入れ子状にした物質への光照射で生じる新しいエネルギー現象を観測

ポイント

近年、厚さが1原子分しかない層状や筒状の材料(低次元材料)を重ねると、新しい性質が発現することが報告されています。こうした構造体の静的な性質、例えば電気伝導特性などは数多く調べられていました。しかし、光を照射することで生じる層間の電子移動や、その後に続く原子の運動など動的な性質については、ほとんど調べられていませんでした。

本研究では、カーボンナノチューブ(CNT)を窒化ホウ素ナノチューブ(BNNT)で包み、入れ子にした筒状の構造体を合成し、そこに光を照射した時に生じる電子と原子の運動を観測しました。電子の運動については、光の照射によって生じる瞬間的な分子構造や電子構造の変化を10兆分の1秒の精度で捉えられる広帯域の超高速過渡透過率測定で観測しました。また原子の運動については、1兆分の1秒の精度で観測可能な超高速時間分解電子線回折法を用いて観測しました。

その結果、異種の低次元材料を重ね合わせると、電子の抜け道(チャネル)が発現することを発見しました。さらに、CNTに光を当てることで生じた電子が、このチャネルを通してBNNT中に移動することが分かりました。この励起された電子のエネルギーは、BNNTの中で熱エネルギーへと速やかに変わるため、熱エネルギーを極めて速く輸送することが可能となります。

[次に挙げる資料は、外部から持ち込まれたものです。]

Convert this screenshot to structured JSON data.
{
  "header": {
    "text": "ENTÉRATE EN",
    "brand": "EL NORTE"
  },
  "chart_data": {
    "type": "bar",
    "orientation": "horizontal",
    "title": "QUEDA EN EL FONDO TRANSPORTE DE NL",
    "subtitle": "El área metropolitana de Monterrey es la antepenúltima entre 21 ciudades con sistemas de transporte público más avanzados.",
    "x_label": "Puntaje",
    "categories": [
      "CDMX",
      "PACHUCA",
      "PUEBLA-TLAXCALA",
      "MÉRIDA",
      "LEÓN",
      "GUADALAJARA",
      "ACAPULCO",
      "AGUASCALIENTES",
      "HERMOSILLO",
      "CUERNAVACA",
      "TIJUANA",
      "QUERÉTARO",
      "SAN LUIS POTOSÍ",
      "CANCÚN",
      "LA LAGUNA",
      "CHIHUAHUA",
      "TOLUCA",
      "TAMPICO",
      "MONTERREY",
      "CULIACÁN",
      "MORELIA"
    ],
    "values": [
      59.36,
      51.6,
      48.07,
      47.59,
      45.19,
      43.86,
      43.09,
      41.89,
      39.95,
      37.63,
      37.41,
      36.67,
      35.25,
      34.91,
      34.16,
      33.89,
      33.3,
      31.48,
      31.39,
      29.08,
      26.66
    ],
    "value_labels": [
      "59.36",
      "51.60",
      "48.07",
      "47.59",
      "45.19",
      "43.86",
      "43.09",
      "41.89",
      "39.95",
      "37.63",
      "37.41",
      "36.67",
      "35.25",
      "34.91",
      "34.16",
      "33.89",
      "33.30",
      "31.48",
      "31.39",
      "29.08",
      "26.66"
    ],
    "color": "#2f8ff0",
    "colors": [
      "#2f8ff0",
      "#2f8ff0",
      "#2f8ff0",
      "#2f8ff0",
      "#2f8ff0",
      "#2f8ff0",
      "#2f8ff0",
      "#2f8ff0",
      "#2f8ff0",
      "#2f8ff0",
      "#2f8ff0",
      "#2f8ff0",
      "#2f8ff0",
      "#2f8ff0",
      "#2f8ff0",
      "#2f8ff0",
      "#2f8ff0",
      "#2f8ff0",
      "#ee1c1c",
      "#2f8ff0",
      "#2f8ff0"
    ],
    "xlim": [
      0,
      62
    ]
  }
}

本研究により、2つの異なる物質の界面で生じる新しい物理現象が明らかになりました。この現象は、熱エネルギーの超高速輸送に加え、超高速の光デバイス開発や、光照射で生じた電子や正孔の超高速操作などさまざまな新技術に応用できる可能性があります。

本研究成果は、2024年5月30日(現地時間)に「Nature Communications」に掲載されました。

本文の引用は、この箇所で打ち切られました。